Global eCommerce giant Shopify is partnering with New Zealand social enterprise Te Whare Hukahuka to build online businesses around the world.
The Canadian company, whose 2019 total revenue was $US1.57 billion, houses online stores built by more than a million businesses in 175 countries. It will invest in expanding Te Whare Hukahuka’s eCommerce programme internationally.
Te Whare Hukahuka trains Indigenous entrepreneurs to start, grow, market and manage online retail businesses. As part of the new investment partnership, the Māori enterprise will roll out its flagship eCommerce and digital marketing programme Ka Hao i te Ao to other Indigenous nations.
CEO Travis O’Keefe said the three-month programme – delivered 99% online – is designed to enable more Indigenous businesses around the world to launch online, sell more and do it more efficiently.
“We’re working to make entrepreneurship accessible to everyone,” O’Keefe said. “Anyone anywhere can become an entrepreneur and build economic prosperity for their families and communities.
“Our programme steers indigenous business owners toward growing their household income by at least $200 a week, an amount that can have a life-changing multiplier effect on health and mental, social, economic and educational wellbeing.”
As part of its social mission to “improve the lives of 10 million indigenous people”, Te Whare Hukahuka has worked with Te Puni Kōkiri and Shopify to offer 55 scholarships worth $412,500 for the next course, starting mid-year, with at least two further intakes this year. New Zealand Trade and Enterprise will contribute up to $5,000 to additional scholarship programmes with iwi and Māori businesses.
Shopify has flagged its commitment to building indigenous eCommerce capability. Its Lead for Indigenous Entrepreneurs, Jace Meyer, says part of that undertaking is partnering with organisations that can provide the necessary support and expertise.

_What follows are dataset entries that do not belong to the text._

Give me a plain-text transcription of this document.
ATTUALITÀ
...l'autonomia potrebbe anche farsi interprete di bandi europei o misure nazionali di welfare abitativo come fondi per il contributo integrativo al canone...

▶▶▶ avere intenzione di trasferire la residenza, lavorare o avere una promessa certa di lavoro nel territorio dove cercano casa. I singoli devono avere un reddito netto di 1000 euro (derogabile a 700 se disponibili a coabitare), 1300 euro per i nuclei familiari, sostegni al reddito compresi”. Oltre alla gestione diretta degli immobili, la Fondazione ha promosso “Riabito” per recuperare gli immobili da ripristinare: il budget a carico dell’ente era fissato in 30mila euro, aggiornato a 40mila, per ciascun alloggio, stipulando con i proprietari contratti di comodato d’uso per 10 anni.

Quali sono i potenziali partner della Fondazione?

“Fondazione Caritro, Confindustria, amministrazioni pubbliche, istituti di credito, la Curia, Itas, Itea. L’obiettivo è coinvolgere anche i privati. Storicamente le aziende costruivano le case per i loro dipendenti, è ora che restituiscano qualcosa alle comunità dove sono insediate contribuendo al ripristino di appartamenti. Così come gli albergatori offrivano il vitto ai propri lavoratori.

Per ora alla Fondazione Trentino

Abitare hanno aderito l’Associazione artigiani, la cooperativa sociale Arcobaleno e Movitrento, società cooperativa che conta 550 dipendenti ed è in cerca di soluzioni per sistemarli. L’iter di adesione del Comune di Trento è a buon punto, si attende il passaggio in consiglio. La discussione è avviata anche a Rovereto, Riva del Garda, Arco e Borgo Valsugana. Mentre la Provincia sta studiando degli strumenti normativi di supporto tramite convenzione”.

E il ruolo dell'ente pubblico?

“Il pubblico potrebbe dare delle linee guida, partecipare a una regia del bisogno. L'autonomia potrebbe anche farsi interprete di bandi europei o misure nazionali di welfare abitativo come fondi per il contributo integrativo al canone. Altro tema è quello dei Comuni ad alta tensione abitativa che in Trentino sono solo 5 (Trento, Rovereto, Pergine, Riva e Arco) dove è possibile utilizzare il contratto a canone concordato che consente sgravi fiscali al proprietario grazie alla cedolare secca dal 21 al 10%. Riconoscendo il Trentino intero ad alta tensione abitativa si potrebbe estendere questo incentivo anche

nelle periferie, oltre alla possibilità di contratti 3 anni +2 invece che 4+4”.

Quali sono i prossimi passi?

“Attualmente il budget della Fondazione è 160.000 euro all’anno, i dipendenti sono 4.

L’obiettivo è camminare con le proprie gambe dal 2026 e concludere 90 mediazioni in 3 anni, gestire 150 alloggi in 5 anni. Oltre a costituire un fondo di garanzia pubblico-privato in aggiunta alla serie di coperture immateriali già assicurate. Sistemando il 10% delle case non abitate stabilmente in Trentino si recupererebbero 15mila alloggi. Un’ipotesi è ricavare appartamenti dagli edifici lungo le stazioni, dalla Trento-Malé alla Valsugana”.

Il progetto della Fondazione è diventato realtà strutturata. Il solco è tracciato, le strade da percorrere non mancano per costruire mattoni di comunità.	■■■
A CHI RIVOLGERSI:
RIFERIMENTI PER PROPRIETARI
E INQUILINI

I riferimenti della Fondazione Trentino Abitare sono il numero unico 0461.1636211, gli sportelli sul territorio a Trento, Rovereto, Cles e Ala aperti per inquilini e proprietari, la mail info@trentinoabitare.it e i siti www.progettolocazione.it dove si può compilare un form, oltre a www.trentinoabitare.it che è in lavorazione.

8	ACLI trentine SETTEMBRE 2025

“We are proud to partner with and invest in Te Whare Hukahuka. We appreciate that they are working to remove barriers to entry by providing scholarships for Māori and Pasifika people to participate in their programmes.
“The quality of products and services we have seen from across North America, Latin America and Africa – the exquisite crafts, Indigenous artisans, musicians and healers – has been astounding. Our research shows that New Zealand and Pacific commerce is still largely unknown in the rest of the world and our aim is to bring these talents into the global spotlight.”
As part of this drive, Shopify recently appointed Rotorua entrepreneur Inez White, of Te Arawa, as Global Indigenous Ambassador. Her role will be to support Māori and Pasifika businesses to develop successful eCommerce platforms.
Te Whare Hukahuka said applications for its digital commerce programme had increased ten-fold since the Covid-19 crisis began.
“Demand has rocketed,” O’Keefe said. “Suddenly – overnight – there was a tsunami of distress signals from business owners who urgently needed solutions for this unprecedented challenge.
“For existing enterprise, an online presence has gone from being a smart addition to a do-or-die business essential, and for whānau whose jobs disappeared overnight it’s a potential lifeline – an opportunity to establish the eCommerce opportunity they have had at the back of their minds for years.
“The New Zealand economy is powered by small businesses like these. In the space of a few weeks, every one of those enterprises has understood very clearly the need to get online, whether they’re in retail, services or manufacturing – and the same is true for indigenous entrepreneurs the world over.
“It is both exciting and humbling to have the opportunity to share our New Zealand-developed programme internationally.”